The state of cultural enlightenment that K-Hole talk about absolves one of that pursuit of individuality. “The most different thing to do is to reject being different all together,” they write. “When the fringes get more and more crowded, Mass Indie turns toward the middle. Having mastered difference, the truly cool attempt to master sameness.”
In other words, there's nothing more hip than not caring whether or not anyone thinks you're hip anymore. One of the easiest, and most comforting ways to get there is by divesting ourselves of the artificial barriers we've set up around the fashion choices we make, and on a more personal scale, the type of music we listen to. That doesn't mean outsider music is to be shunned, but rather it should be shuffled into the mix with mainstream dance music, country, pop-hip-hop and so on. Normcore is normalisation of music in general, of recognising its original role as a means of bringing people together, rather than bisecting us into little groups.
K-Hole: “Mass Indie responds to this situation by creating cliques of people in the know, while normcore knows the real feat is harnessing the potential for connection to spring up. It’s about adaptability, not exclusivity.”
Go with the flow.
“I think, for me, embracing a normcore approach meant, this summer, being OK with loving the most popular pop songs, like partaking in the mass mentality,” Duncan explained to me when I asked about what normcore music might sound like. “It's also about being OK with loving something one day and hating it the next. So Miley Cyrus would be on my normcore playlist. I think often of the quote from K-Hole: 'In normcore, one does not pretend to be above the indignity of belonging.”
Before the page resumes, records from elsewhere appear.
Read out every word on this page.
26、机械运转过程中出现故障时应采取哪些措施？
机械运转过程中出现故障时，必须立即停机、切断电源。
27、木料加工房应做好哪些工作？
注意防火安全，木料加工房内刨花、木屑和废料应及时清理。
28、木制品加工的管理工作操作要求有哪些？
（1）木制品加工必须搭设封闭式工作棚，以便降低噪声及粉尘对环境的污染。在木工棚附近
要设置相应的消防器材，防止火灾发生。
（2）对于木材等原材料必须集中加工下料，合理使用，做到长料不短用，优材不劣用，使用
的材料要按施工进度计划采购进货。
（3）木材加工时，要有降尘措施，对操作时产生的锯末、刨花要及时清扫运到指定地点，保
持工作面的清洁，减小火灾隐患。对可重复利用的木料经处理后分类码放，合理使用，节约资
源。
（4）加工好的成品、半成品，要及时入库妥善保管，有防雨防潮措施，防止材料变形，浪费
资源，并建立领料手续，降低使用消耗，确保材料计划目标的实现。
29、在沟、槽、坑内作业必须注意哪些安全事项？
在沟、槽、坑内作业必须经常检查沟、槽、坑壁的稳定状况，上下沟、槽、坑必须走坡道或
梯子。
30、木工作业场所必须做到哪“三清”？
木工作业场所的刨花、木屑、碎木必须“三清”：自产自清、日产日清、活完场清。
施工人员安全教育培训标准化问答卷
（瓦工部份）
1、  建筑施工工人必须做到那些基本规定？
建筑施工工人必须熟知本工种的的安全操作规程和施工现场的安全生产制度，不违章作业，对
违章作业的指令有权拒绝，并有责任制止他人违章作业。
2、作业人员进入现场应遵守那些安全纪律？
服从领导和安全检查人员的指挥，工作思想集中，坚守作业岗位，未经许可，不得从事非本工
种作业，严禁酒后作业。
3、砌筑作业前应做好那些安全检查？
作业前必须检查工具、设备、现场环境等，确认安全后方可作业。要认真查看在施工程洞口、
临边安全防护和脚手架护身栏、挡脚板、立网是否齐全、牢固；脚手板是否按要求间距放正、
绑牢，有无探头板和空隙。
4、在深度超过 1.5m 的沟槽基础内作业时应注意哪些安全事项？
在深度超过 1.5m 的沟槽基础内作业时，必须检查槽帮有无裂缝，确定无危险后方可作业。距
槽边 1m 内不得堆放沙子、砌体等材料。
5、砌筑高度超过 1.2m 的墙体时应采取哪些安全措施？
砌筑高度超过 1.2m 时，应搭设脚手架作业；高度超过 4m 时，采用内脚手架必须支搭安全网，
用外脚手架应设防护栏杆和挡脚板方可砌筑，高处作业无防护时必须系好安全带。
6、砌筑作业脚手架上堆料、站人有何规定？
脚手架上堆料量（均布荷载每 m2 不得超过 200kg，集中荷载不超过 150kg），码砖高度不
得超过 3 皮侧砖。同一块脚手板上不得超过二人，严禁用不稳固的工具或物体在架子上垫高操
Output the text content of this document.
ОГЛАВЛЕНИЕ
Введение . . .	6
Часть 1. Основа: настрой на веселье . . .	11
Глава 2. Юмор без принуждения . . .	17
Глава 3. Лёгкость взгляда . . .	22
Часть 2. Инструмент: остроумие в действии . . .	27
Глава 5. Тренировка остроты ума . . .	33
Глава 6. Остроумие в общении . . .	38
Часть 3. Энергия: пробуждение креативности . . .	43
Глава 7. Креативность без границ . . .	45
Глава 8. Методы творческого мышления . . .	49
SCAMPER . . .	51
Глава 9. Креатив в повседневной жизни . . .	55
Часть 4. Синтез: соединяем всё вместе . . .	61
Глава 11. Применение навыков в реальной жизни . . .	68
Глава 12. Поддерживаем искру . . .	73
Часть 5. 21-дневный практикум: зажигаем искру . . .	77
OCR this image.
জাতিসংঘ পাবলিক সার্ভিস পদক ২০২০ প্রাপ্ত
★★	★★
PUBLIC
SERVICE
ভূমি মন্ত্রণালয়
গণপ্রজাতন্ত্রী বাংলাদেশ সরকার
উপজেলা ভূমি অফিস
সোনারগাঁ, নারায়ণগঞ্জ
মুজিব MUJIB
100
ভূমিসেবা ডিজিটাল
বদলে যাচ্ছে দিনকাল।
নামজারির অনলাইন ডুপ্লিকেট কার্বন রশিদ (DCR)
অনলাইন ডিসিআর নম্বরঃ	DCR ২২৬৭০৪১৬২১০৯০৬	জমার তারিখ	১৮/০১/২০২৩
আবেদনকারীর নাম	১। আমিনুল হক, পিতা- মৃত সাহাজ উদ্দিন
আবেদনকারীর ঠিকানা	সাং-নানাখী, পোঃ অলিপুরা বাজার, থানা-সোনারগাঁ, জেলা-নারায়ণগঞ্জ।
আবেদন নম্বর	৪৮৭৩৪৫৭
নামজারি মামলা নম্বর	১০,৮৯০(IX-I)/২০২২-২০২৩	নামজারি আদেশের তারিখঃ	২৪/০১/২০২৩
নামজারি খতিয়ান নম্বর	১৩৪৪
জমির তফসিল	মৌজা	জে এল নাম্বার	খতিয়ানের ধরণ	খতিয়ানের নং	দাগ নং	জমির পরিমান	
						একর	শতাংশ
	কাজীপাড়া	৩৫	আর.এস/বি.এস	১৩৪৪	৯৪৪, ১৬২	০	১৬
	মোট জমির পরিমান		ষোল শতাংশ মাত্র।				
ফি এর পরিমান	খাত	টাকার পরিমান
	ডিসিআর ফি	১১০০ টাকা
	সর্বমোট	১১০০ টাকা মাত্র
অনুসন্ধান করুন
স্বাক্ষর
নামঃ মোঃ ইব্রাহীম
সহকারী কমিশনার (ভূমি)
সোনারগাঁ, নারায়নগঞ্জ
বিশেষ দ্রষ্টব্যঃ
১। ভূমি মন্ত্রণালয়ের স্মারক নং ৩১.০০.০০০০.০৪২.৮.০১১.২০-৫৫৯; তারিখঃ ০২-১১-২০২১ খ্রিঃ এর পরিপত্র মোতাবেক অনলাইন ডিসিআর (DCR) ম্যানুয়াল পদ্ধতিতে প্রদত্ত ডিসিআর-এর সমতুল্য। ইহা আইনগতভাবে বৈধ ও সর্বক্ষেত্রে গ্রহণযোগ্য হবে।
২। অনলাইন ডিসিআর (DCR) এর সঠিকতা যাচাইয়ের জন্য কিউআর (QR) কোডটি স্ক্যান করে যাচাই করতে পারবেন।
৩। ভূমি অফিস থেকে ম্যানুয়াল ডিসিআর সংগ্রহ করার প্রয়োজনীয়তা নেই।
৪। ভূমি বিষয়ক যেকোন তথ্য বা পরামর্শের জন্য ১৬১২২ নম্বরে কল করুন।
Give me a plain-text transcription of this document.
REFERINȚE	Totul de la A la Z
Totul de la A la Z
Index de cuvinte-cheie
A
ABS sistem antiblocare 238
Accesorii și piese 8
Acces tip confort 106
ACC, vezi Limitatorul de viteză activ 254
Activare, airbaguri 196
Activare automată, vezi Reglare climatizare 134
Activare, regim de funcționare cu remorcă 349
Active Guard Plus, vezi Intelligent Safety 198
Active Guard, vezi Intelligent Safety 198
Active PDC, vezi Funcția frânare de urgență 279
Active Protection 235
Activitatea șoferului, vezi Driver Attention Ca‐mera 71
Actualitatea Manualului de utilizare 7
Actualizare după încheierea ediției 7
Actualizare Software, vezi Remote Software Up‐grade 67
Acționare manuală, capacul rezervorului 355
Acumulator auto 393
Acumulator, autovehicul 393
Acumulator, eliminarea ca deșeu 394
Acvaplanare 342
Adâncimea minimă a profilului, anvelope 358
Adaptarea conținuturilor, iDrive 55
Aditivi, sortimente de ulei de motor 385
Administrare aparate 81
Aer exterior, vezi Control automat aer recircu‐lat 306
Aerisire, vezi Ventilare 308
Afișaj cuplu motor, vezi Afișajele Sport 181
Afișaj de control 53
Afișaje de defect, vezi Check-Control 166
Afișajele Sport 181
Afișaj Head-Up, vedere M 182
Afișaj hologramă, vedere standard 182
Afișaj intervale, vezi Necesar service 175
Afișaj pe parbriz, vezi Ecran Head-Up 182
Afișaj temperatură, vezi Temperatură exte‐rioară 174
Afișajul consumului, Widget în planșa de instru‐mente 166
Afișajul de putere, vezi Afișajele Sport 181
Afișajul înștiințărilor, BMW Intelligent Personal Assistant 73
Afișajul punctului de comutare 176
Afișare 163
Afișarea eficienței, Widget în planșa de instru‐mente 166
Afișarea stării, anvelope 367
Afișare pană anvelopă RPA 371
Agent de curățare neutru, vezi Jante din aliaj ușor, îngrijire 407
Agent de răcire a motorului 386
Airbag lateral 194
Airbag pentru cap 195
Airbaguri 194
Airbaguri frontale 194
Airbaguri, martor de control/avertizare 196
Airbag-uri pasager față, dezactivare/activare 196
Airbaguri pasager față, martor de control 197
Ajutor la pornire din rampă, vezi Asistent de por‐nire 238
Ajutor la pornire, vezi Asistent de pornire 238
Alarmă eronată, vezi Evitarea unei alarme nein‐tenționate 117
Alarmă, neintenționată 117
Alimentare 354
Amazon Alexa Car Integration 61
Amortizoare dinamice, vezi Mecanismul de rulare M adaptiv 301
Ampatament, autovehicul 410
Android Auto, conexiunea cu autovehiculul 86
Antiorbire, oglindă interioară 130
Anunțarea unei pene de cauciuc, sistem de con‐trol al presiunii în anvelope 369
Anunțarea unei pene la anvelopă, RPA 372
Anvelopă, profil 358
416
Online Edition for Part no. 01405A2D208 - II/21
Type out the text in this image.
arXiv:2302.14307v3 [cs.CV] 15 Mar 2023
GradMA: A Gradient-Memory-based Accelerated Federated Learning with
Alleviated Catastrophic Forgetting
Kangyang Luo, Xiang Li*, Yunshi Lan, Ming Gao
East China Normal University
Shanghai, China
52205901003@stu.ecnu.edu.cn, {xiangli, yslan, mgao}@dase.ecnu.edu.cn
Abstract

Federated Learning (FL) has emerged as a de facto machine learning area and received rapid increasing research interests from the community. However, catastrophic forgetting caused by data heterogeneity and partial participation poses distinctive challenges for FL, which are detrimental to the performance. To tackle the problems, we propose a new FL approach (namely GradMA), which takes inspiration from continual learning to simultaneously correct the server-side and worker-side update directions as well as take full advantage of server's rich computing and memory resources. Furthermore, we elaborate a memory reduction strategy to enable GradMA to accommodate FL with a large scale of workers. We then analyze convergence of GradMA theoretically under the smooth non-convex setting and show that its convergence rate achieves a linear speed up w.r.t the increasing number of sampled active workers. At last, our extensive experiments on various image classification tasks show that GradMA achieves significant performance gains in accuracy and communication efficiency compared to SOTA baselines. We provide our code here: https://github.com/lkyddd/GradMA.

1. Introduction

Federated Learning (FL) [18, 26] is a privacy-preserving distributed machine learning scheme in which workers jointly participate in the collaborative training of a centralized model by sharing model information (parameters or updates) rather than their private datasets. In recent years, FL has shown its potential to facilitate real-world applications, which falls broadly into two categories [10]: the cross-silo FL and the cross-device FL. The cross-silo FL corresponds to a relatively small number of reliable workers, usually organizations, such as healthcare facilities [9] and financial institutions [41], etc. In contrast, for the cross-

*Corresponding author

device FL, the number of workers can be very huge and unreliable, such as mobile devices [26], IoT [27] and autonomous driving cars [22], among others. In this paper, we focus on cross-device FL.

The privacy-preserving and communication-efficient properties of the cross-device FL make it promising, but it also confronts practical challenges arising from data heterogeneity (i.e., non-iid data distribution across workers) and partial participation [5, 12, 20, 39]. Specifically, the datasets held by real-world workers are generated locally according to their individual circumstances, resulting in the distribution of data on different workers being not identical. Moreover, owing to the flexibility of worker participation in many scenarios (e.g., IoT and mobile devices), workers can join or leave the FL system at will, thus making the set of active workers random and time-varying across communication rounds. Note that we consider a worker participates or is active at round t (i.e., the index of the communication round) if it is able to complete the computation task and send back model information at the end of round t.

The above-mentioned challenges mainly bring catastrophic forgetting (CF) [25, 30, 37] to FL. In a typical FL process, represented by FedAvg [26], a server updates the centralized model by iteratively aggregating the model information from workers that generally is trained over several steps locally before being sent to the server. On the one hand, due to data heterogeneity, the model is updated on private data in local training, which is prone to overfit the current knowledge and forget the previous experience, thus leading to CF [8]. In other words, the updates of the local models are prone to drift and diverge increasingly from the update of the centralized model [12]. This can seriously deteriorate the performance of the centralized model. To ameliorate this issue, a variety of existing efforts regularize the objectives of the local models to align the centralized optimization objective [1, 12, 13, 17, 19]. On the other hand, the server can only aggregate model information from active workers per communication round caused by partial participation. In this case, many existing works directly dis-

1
Normcore posits that the minor pleasures of differentiation – in wearing a label no one else is, or listening to a band no one else have heard of yet – don't have to subsume the pleasures of listening to the song everyone else everywhere loves at the same time. There's literally nothing less cool, in my estimation, than the contrarian who purposefully rejects an undeniably appealing pop song simply because everyone else likes it. How easy is it to be a cynic about music? Being open requires a little more work.
A soundtrack to normcore, then, is the stuff you listen to when no one else is paying attention – the goofy dance mix you have on your gym playlist, or the songs you dance around the apartment to when you're alone. The Flo Rida track that you hear everywhere but never allow yourself to fully enjoy in case someone notices. But the impulse to hide that pleasure is corrosive. “I feel like Fleetwood Mac is very normcore,” Duncan said as another example. “'I wanna be with you everywhere.' Who doesn't empathize with those lyrics?”
Everyone does. Whether or not they admit it is another thing.
Normcore then, in its pure state, is about empathy and connectivity. Giving it a name and dissecting it as such may place the burden of Big Trend Idea on it, under which almost nothing can stand up, but applying it to your own behavior is a freeing thing, like pulling back the veil and revealing the entire world of culture and allowing yourself to receive it. What goes on a normcore playlist then? Only everything.